Tuesday, October 7, 2008

Not Quite Infinite

First off, I'm not exactly sure why the movie is called Nick And Norah's Infinite Playlist. I suppose it's meant to have some sort of cute, romantic meaning although at first I suspected it came from some studio head who said to some lackey, "The kids these days, they like all this playlist crapola, right?" However, it turns out to be based on a novel with the same name so we're back to the "cute, romantic meaning" idea.

Anyway, the movie is about a group of New Jersey high school students played by 20 year old Michael Cera, 22 year old Kat Dennings, 24 year old Alexis Dziena* and 25 year old Ari Graynor. Cera is still very baby-faced and can still pull off playing a high school student. Dennings kind of can but the other 2, no way. That goes for everyone else in the cast too. Ari Graynor especially distracted me since Judi Dench looks more like a high school student than she does.

Anyway, Nick (Cera) is depressed over the fact that he was recently dumped by his girlfriend, Tris (Dziena), on his birthday. To try to win her back, he leaves a countless number of pathetic, whiny messages on her voicemail as well as making her several mix CDs. Somehow, this strategy fails to work although the CDs do gain the attention of Norah who absolutely loves this guy's taste in music. Norah and Tris don't get along because, if they did, the movie would be robbed of an important plot device. Really, that's about it. Norah is a vaguely socially awkward tomboy while Tris is a slutty bitchy mean girl queen bee type which sort of gives a reason for their dislike of each other, but their mutual antagonism is never really explained. They hate each other and that's that.

Norah first sees Nick at a New York nightclub where he's playing with his band. Michael Cera has made a career out of playing a nerd who manages to get hot girls to want to have sex with him but, for once, it makes perfect sense. If you're in a band, girls who normally would never give you the time of day will enter into Thunderdome-style death matches for the privilege of sucking your cock. Tris just happens to be at the same club and Norah doesn't want to admit she came there alone so she walks up to Nick and shoves her tongue into his mouth. After this, she discovers that, in a city of 10 million people, the guy she randomly chose to kiss happens to be the ex boyfriend of her rival. Because Tris is a jealous bitch, the fact that she thinks Nick and Norah are now together makes her want Nick back. Another impediment in the budding relationship between Nick and Norah, since in New York City you're bound to run into everyone you know, occurs when they run into Norah's ex boyfriend, a douchebag named Tal. I call him a douchebag because there's nothing about him that doesn't reek of douchebaggery including his wardrobe. Looking at that picture, you know that if you ever met him you'd pass out from the smell of Axe Body Spray.

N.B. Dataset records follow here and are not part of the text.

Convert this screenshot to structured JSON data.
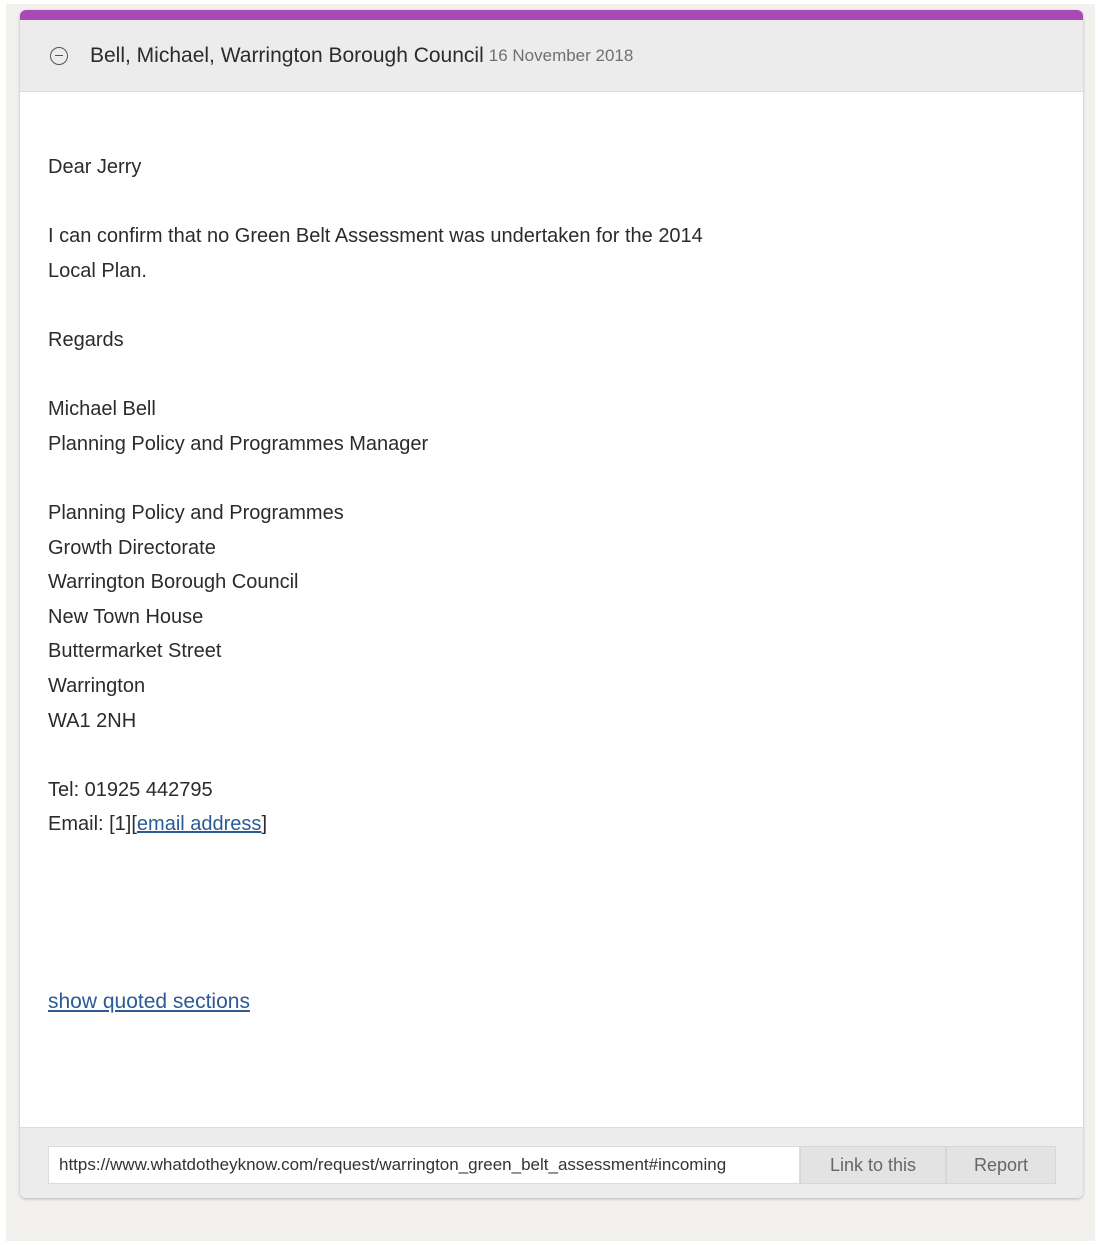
{
  "message": {
    "accent_color": "#a84ab3",
    "header": {
      "sender": "Bell, Michael, Warrington Borough Council",
      "date": "16 November 2018"
    },
    "greeting": "Dear Jerry",
    "body_lines": [
      "I can confirm that no Green Belt Assessment was undertaken for the 2014",
      "Local Plan."
    ],
    "sign_off": "Regards",
    "signature": {
      "name": "Michael Bell",
      "title": "Planning Policy and Programmes Manager"
    },
    "address_lines": [
      "Planning Policy and Programmes",
      "Growth Directorate",
      "Warrington Borough Council",
      "New Town House",
      "Buttermarket Street",
      "Warrington",
      "WA1 2NH"
    ],
    "contact": {
      "tel": "Tel: 01925 442795",
      "email_prefix": "Email: [1][",
      "email_link": "email address",
      "email_suffix": "]"
    },
    "show_quoted_label": "show quoted sections"
  },
  "footer": {
    "url_value": "https://www.whatdotheyknow.com/request/warrington_green_belt_assessment#incoming",
    "link_to_this_label": "Link to this",
    "report_label": "Report"
  }
}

So, there you go. You can probably predict where the movie goes from there. There are some sideplots about Nick's band and a search for Norah's drunk friend but that's basically stuff to throw in between the "How will Nick and Norah get past the obstacles keeping them apart?" storyline. One of the main obstacles is that they live in one of these Bizarro movie worlds where a beautiful girl like Kat Dennings in considered to be plain and no match for Alexis Dziena.

This movie comes so close to being really good but just can't quite overcome the fact that it's not as clever as the filmmakers think it is. This is one of those movies where 17 and 18 year olds have the sensibilities and worldview of 30 year old standup comedians. It gets a little better toward the end when Nick and Norah spend some time alone in a recording studio owned by her father. A lot of the jokes told in those scenes are actually funny and the sweet, tender scenes are actually sweet and tender but it's really too little, too late at that point.

I don't use a rating system but, if I did, I give it 1000 stars. That, of course, would be 1000 out of an infinite number of stars, which isn't very good.

*Honestly, I hope I never meet this actress as I would have no idea how to pronounce her name. Is the "D" silent? The "Z"? Is it pronounced like "CHA" sound? If I said it wrong, her show business ego may cause her to stab me in the throat.